Rocks called Type III Byram gneiss by Hague and others (1956), are here named Lake Hopatcong Intrusive Suite. Occurs throughout the NJ Highlands in large sheets emplaced in the Grenville Orogeny similar to quartz syenites in the Adirondacks in NY. Consists of medium to medium coarse grained, buff to greenish-gray, gneissoid to indistinctly foliated, quartz-poor, granitic rock characterized by clinopyroxene and mesoperthite or microantiperthite. Contains titanite and trace amounts of sulfide. Relation to the Byram Intrusive Suite is not known. They differ in chemistry, mineralogy, and petrography, and are clearly two entities.
Source: GNU records (USGS DDS-6; Reston GNULEX).
Rocks of the Lake Hopatcong Intrusive Suite are found throughout the Highlands, but primarily west of the Green Pond Mountain region.

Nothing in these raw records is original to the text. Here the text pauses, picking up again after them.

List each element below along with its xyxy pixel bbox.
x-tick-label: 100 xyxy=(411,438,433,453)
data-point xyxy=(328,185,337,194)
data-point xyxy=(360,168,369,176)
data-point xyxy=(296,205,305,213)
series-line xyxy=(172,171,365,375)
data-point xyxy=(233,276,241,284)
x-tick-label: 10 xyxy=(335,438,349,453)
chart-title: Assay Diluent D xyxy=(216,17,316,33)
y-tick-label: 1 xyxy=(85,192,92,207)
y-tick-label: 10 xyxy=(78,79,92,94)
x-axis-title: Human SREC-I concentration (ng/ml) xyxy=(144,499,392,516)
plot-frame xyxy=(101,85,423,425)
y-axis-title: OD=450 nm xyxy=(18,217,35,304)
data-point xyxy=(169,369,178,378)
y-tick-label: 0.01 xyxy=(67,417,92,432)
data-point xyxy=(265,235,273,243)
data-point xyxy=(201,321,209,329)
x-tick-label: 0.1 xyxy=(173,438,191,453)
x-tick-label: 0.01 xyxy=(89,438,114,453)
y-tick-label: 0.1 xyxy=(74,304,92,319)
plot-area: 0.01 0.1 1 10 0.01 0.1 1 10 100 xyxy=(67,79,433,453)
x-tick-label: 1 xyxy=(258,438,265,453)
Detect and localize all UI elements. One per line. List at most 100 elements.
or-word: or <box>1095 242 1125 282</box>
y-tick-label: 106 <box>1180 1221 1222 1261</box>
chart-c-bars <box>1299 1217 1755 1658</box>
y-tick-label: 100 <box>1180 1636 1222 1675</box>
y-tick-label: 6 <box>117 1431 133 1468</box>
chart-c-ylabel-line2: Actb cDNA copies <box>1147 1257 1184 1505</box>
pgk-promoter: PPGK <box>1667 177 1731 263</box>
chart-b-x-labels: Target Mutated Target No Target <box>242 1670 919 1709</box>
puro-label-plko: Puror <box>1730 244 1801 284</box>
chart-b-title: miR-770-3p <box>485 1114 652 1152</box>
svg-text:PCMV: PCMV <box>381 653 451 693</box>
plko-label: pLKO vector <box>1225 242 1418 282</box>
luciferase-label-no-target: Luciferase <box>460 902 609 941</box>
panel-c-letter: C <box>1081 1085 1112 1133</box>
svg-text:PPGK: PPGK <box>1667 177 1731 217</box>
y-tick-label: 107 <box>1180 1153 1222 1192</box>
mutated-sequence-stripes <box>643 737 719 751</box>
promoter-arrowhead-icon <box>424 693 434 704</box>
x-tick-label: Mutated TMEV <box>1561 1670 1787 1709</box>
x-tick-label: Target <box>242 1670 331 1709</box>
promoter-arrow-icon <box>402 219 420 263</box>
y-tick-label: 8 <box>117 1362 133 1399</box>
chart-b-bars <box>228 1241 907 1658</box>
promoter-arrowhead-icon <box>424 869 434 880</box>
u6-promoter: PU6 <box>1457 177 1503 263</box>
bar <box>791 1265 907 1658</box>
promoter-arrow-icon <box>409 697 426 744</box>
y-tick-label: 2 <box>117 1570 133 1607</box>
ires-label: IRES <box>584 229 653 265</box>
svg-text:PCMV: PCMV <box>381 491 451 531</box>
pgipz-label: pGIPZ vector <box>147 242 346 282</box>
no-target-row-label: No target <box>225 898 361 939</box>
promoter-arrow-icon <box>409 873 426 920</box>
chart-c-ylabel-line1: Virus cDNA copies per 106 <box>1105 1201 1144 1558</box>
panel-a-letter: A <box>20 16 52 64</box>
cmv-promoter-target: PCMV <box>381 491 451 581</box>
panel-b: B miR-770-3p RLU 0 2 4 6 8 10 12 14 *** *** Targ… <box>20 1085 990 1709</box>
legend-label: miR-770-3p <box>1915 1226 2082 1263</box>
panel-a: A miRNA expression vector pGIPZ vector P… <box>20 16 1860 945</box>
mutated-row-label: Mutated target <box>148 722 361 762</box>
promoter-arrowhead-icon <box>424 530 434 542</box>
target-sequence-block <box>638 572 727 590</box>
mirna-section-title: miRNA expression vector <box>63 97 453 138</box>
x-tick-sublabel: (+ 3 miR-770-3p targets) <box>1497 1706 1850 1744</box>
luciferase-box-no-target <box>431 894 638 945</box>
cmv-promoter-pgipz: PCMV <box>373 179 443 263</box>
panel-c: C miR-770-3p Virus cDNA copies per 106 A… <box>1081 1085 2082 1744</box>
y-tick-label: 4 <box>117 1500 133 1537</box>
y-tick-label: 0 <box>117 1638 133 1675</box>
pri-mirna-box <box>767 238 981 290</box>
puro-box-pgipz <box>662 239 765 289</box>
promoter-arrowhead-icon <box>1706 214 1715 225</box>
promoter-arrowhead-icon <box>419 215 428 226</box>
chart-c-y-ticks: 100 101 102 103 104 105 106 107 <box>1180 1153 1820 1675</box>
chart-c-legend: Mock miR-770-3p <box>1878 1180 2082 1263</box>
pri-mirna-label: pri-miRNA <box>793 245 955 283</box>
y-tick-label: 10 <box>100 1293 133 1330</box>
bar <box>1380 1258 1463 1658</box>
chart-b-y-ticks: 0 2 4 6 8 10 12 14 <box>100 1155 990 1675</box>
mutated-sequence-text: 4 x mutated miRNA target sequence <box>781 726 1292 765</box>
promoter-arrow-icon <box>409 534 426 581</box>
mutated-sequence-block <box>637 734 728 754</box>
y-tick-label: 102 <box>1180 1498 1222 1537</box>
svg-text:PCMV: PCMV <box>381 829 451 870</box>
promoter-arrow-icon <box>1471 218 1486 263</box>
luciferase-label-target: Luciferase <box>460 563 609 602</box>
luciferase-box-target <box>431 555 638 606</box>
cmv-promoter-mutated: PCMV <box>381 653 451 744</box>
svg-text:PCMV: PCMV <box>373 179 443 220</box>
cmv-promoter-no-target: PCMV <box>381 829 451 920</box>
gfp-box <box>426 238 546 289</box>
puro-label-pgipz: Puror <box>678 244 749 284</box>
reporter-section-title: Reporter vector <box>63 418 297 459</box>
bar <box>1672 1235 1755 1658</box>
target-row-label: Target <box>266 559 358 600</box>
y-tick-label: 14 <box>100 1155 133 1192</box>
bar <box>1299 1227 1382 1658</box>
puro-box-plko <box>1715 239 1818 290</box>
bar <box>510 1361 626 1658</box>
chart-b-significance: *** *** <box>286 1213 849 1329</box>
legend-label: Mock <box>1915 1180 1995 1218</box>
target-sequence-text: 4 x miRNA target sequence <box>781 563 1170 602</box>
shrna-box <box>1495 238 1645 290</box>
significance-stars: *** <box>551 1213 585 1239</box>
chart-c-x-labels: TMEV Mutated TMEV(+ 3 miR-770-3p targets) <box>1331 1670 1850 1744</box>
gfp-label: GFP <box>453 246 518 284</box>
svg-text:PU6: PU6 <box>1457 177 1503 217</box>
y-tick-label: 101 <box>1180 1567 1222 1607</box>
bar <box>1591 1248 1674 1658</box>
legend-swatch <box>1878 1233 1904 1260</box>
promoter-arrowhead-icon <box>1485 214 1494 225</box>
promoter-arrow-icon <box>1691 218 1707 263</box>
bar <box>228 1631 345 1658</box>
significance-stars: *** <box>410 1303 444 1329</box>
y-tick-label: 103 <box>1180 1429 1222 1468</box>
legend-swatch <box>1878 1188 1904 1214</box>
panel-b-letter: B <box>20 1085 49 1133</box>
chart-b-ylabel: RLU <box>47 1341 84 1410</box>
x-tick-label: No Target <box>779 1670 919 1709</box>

They are most abundant in the Wawayanda, Franklin, Dover, Stanhope, Hackettstown, and High Bridge quads. Consist mainly of granite, quartz syenite, syenite, and alaskite. Recent geochemical work suggests that the Byram and Hopatcong Suites do not actually define two distinct and separate intrusive suites as originally suggested. Author interprets the Byram and Lake Hopatcong rocks to be cogenetic and comagmatic. Principal differences between them are in the mineralogy and the slightly more evolved composition of the Byram. The Lake Hopatcong rocks formed under relatively anhydrous conditions, which favored development of clinopyroxene and suppressed the formation of pegmatites, more common in the Byram.
Source: GNU records (USGS DDS-6; Reston GNULEX).
Middle Proterozoic Lake Hopatcong and Byram Intrusive Suites assigned to Vernon Supersuite (new), named for Vernon Township, Sussex Co., northern NJ. Byram consists of hornblende granite, microperthite alaskite, hornblende quartz syenite, syenite, hornblende granite, hornblende monzonite, and quartz monzonite. Lake Hopatcong rocks include granite, quartz monzonite, monzonite, granodiorite, and quartz monzogranodiorite. Byram and Hopatcong are cogenetic and comagmatic, an interpretation supported by field relationships and geochemical relationships.